O pobre Horrocks, que morava em
Lancaster, tinha de ter muita sorte para
que o céu estivesse claro em dezembro,
uma raridade na Inglaterra. Mas, conforme escreveu ele, "as nuvens, como que
por intervenção divina, se dispersaram
por completo, e eu fui então convidado a
repetir minhas observações e a presenciar um espetáculo muito agradável".
Imagino que "agradável" era como um
inglês do século 17 expressava o seu êxtase absoluto. No meu caso, não havia previsto o trânsito de Vênus, mas também
dei sorte. A névoa começou a se dispersar e acabou servindo de filtro natural
contra a luz do Sol. Por trás da névoa, pude ver claramente o seu disco luminoso
e, sobre ele, um disco negro, perfeitamente circular: Vênus.
De minha posição na Nova Inglaterra,
o espetáculo durou até as sete da manhã,
quando Vênus terminou a sua passagem. Tudo voltou ao normal, a mancha
negra desapareceu da superfície do Sol.
Hoje em dia, a observação do trânsito
de Vênus é mais uma curiosidade: seu
uso científico mais importante, medir a
distância entre a Terra e o Sol, já foi explorado o suficiente. Sabemos que a Terra, em seu ponto de maior proximidade
do Sol (o periélio), está a 147,1 milhões de
quilômetros, com uma precisão de aproximadamente cem metros.
Para quem não pôde ver o trânsito desta vez, e o Brasil não foi privilegiado, o fenômeno se repetirá em 2012. É bom tentar vê-lo nessa oportunidade, porque a
próxima será apenas em 2117.
Para entender a irregularidade dos
trânsitos, é bom lembrar que os planetas
giram em torno do Sol em órbitas elípticas que estão quase alinhadas em um
mesmo plano, como uma pizza bem
grossa. A variação na inclinação das órbitas e o tamanho pequeno de Vênus fazem com que a superposição de sua superfície (apenas 3% da superfície do Sol)
com a da estrela seja bastante rara: os
trânsitos ocorrem em pares separados
por aproximadamente oito anos, e cada
par de eventos é separado dos outros por
cerca de 120 anos. O Sistema Solar é preciso como um relógio, mas seus mecanismos são bastante complicados.
No ano que vem a Agência Espacial
Européia lançará a sonda Venus Express,
que vai estudar o misterioso planeta.
Aquele disco negro que vi na frente do
Sol é extremamente quente, com temperaturas em sua superfície chegando a
460C. E, como Vênus gira muito lentamente em torno de seu eixo, o seu dia
(uma revolução completa) é mais longo
do que o seu ano (uma revolução completa em torno do Sol, que lá equivale a
225 dias terrestres).
Sua atmosfera extremamente densa é
composta por nuvens amareladas de ácido sulfúrico. A pressão em sua superfície
é equivalente à pressão a 900 metros de
profundidade nos oceanos terrestres. Estranho como aqui na Terra a "estrela-d'alva" é associada à deusa da beleza. Nada como a distância para colorir a percepção das coisas.

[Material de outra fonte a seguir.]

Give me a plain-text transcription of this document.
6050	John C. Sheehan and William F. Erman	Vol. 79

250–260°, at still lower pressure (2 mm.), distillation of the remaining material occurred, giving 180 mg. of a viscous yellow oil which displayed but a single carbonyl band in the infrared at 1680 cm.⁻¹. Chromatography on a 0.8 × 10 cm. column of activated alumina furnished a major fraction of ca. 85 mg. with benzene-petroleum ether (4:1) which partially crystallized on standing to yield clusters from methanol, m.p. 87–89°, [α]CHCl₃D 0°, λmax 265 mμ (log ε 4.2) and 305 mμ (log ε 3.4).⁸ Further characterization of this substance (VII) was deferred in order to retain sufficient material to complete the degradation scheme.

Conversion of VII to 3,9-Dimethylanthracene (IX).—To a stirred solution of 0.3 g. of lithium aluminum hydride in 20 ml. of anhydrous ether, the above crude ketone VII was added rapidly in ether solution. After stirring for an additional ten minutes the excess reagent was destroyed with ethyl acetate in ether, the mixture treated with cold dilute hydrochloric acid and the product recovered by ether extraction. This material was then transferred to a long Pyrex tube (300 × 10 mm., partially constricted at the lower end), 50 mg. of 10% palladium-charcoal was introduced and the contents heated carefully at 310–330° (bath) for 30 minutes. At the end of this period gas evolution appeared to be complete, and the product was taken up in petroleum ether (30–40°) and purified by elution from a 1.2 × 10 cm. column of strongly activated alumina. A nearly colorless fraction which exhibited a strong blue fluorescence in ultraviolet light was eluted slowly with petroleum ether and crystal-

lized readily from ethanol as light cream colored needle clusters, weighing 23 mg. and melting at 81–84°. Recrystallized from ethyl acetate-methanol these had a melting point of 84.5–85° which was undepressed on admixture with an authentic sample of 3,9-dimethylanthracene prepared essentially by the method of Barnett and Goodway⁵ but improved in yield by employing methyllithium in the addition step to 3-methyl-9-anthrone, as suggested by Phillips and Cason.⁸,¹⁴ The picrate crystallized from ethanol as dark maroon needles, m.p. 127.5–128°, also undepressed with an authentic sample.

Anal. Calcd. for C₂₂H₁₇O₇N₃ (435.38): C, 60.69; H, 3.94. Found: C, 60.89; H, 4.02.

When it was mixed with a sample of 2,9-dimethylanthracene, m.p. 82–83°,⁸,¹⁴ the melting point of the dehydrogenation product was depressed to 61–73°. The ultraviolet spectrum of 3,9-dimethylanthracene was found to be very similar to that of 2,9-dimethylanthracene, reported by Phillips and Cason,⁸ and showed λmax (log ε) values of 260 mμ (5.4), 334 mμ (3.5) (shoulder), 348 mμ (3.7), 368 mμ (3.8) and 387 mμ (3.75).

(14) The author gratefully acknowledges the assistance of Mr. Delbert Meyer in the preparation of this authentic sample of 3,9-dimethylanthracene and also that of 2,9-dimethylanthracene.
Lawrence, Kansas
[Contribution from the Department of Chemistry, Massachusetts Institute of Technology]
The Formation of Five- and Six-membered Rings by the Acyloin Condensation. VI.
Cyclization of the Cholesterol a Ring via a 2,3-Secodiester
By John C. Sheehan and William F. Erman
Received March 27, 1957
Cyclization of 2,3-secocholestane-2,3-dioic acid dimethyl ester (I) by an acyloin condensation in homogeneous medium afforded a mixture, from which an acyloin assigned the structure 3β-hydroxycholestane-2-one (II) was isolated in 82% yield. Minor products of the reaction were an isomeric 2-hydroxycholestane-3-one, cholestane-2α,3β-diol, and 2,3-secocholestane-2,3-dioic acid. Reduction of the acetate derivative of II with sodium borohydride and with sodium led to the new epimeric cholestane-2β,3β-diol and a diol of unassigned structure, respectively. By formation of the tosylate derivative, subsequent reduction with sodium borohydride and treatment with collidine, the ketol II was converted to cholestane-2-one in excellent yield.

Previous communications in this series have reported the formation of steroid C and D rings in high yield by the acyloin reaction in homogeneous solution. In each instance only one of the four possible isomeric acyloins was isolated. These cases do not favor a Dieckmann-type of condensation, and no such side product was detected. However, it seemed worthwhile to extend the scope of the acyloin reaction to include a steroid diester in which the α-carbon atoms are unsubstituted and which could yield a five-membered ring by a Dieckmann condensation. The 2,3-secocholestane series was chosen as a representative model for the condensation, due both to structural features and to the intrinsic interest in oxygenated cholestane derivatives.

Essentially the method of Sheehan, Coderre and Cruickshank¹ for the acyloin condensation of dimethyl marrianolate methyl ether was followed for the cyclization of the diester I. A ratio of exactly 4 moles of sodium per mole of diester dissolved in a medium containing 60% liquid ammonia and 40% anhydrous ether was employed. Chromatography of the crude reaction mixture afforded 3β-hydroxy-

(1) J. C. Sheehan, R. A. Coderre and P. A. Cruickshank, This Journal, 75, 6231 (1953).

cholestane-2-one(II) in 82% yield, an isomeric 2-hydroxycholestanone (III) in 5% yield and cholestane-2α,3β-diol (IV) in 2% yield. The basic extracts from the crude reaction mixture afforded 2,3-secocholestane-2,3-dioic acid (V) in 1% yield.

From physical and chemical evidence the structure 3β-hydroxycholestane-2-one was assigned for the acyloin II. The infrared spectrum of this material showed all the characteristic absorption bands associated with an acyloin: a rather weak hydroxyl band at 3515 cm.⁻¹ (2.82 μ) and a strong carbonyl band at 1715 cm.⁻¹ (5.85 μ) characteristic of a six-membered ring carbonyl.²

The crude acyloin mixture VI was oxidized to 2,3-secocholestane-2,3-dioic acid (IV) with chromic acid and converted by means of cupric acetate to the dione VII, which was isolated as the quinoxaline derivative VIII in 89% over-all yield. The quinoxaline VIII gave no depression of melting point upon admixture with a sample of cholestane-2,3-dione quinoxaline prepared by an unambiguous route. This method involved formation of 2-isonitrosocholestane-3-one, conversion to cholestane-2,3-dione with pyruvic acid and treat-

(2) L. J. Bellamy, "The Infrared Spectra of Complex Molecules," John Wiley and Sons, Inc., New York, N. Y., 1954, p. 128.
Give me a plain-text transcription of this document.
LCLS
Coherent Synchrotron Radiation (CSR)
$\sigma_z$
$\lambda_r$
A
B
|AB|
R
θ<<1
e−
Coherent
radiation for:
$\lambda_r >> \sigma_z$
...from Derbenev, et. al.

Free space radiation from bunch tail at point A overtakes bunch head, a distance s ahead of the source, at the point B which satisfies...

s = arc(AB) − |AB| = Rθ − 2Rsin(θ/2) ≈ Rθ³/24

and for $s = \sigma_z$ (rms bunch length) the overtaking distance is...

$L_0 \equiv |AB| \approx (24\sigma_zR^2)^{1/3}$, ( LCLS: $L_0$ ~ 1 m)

Hoje, a importância dos trânsitos não
está no nosso Sistema Solar, mas em outros. A passagem de um planeta de dimensões terrestres na frente de uma estrela distante diminui a sua luminosidade. Mesmo que o efeito seja mínimo, 1
parte em 10 mil, e muito raro, é possível
medi-lo com tecnologia já existente.
Uma missão da Nasa para 2007, chamada Kepler, vai observar 100 mil estrelas semelhantes ao Sol em nossa vizinhança galáctica, durante quatro anos.
Astrônomos esperam observar em torno
de cem trânsitos. Caso esses trânsitos sejam medidos, teremos confirmação direta da existência de planetas com dimensões semelhantes às da Terra girando em
torno de outras estrelas.
Horrocks acharia "muito agradável".
Marcelo Gleiser é professor de física teórica do
Dartmouth College, em Hanover (EUA), e autor do
livro "O Fim da Terra e do Céu".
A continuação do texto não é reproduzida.